Recollection of Worship at Wesley Chapel on September 10th 2017

On Sunday September 10th our supernumerary minister Rev Trevor Dixon led worship at Wesley Chapel.  He told us that the phrase, ‘Where 2 or 3 are gathered together in my name…..I am in the midst,’ had been taken out of context for years!  If there were not 10 people in a synagogue they could not pray, so the above saying would have not been applicable in that situation.  Apparently a traveller, who was an atheist, had to go to the synagogue to make up the numbers for prayer to take place.  Jesus took the law and turned it on its head and said that only 2 or 3 needed for prayer and worship to take place.  In one small chapel only 2 old ladies came to worship; only when one went into a home did the worship discontinue.

The original context was the final section on church discipline in the gospel.  It is still flexible in churches in isolated units where congregations have personal agendas and individual units.  Paul pleaded again and again for Christian love to be in context in Romans 13.  In Matthew 18 a similar context Jesus said that to just love each other is to fulfil the law.  The writer had seen the difficulties in a local congregation. The sayings of Jesus were gathered together to maintain order.  Two or three witnesses were needed to present a dispute in Jewish Law.  In Deuteronomy a single witness was not enough to bring a charge, so 2 or 3 witnesses were needed at Jesus’ trial.
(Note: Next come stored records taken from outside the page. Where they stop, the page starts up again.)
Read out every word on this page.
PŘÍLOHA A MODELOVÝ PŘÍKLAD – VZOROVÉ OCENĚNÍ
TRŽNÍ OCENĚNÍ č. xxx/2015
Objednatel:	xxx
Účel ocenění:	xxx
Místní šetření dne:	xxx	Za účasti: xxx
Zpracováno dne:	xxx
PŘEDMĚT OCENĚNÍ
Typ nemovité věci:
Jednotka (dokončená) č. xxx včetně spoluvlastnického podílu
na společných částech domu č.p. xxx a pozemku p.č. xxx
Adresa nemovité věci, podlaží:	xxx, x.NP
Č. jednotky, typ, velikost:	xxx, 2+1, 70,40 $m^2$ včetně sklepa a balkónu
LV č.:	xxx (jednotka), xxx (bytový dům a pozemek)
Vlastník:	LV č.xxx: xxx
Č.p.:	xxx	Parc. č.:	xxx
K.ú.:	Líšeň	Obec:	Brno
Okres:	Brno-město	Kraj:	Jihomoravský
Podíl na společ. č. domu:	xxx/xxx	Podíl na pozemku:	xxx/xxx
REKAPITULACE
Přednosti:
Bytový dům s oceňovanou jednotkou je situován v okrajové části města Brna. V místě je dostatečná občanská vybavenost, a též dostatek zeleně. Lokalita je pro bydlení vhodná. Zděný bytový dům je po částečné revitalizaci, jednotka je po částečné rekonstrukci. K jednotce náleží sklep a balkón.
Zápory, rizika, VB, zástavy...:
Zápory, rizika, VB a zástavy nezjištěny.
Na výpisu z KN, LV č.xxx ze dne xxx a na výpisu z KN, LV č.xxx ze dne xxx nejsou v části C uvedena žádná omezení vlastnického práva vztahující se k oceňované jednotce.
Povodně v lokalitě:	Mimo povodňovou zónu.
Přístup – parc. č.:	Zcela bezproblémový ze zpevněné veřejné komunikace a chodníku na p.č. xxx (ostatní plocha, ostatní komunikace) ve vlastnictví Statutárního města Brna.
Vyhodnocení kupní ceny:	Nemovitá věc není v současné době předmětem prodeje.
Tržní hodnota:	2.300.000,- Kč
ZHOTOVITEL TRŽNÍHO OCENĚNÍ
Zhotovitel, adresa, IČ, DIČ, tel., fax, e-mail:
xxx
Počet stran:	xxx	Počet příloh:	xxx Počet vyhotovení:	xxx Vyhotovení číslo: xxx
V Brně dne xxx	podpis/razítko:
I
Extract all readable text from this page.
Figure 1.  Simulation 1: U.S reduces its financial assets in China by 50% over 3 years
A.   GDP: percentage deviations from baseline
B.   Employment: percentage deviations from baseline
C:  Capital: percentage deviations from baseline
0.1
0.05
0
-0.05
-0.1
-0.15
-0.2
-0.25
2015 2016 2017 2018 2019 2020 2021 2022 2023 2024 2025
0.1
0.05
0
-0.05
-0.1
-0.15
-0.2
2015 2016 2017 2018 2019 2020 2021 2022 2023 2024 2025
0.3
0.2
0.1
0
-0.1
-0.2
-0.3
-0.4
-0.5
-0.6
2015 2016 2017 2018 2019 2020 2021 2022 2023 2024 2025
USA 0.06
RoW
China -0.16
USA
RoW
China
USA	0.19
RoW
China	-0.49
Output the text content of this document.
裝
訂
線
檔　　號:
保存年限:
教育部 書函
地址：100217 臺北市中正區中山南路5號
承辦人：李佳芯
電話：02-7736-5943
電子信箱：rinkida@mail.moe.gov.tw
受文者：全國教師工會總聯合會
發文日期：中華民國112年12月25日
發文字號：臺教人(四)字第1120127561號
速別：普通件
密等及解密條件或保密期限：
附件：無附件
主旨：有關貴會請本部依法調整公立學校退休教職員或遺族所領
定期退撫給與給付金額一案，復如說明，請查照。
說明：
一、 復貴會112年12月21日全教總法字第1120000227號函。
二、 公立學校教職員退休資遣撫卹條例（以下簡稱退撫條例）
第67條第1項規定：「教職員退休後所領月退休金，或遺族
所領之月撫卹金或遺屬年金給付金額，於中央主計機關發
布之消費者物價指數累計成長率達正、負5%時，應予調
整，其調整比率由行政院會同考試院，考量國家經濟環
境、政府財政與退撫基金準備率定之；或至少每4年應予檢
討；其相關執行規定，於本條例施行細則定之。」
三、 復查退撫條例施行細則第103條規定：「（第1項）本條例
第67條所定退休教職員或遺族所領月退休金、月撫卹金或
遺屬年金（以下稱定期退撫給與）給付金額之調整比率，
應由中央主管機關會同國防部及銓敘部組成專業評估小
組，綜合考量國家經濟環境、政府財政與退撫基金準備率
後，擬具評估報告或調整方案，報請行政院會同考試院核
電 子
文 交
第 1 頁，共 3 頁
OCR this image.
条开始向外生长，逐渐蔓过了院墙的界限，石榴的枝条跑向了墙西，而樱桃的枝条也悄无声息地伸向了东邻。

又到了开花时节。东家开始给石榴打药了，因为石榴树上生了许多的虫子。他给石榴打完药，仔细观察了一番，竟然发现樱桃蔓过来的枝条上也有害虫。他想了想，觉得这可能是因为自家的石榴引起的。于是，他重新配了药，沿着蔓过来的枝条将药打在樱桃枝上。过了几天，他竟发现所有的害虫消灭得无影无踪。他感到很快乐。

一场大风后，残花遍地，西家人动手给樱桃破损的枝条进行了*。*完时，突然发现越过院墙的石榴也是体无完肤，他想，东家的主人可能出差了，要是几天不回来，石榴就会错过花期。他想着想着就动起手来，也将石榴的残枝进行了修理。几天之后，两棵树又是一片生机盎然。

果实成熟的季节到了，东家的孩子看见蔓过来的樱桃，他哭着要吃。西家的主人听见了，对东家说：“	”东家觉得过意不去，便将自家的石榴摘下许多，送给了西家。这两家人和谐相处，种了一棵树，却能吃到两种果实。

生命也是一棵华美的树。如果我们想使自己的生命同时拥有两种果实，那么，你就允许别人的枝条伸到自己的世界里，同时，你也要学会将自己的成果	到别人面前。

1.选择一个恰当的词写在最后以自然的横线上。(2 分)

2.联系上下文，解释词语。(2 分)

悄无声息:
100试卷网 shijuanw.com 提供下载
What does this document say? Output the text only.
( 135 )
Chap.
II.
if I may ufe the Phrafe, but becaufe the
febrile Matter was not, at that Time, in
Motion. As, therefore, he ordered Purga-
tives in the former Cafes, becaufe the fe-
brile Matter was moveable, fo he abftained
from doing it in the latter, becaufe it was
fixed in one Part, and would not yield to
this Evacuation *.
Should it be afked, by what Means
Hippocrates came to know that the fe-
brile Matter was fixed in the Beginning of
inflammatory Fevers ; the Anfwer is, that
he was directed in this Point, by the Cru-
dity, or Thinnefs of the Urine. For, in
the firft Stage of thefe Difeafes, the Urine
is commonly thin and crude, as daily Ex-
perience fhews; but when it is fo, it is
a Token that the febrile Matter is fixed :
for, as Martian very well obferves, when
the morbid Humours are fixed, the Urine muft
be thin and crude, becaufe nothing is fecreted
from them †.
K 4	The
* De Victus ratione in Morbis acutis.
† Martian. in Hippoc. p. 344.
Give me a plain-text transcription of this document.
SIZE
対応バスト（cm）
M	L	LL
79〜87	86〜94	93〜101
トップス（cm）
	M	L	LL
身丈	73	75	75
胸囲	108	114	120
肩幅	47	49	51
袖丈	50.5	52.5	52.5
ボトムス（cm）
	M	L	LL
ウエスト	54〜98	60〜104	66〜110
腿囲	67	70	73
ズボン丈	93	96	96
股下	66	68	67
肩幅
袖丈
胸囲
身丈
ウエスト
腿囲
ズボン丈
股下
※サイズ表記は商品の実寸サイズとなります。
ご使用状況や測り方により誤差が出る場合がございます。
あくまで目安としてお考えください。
In Matthew’s church they had to choose trusted representatives to deal with disputes.  If there was still a problem the dispute had to be taken to the whole congregation!

How would we feel?  How would we judge?  It is good to have opinions, but how do we deal with disputes?  We cannot all be of the same mind but we can still love each other anywhere?!  We do not fully respect the Spirit of Jesus when we disagree.  What if the offender refuses to listen to even the whole of the church; we need to be gentle and unprejudiced towards people.  Jesus in contrast in Luke is shown befriending the Gentiles and tax collectors and welcoming them all to church.  Do we have the definitive mind of Jesus or are we prejudiced?  We need as a church to be open in our judgements.  How do we deal with those we do not find acceptable?  Do we throw them out or accept them?  Who is or might be acceptable?  God is present in worship and not absent in a finance meeting, as God is present in the whole of life, even in discussions about sexuality, abuse or divorce.  God is interested in all these things.  God’s name is glorified in the way we deal with negative sides of fellowship and living.

Trevor said that when he was an industrial chaplain God was there in the work place.  It was his task to help people find God in different situations; being a comfort to the oppressed, a companion to the friendless, and with those who fight prejudice and injustice.  God is in all situations and sometimes works through people there.  There are no ‘no go’ areas for God.  If someone offends you, do you challenge them or discuss it through with them.  How do we challenge them?  We search for the truth in the situation. Jesus was a radical person, a disturber of the peace, not a comfortable word, but dark and dangerous.  Those who proclaim the truth are prophetic voices, disturbers.  Jesus is in the midst but challenging and we too need to challenge violence in the world and overcome evil with good.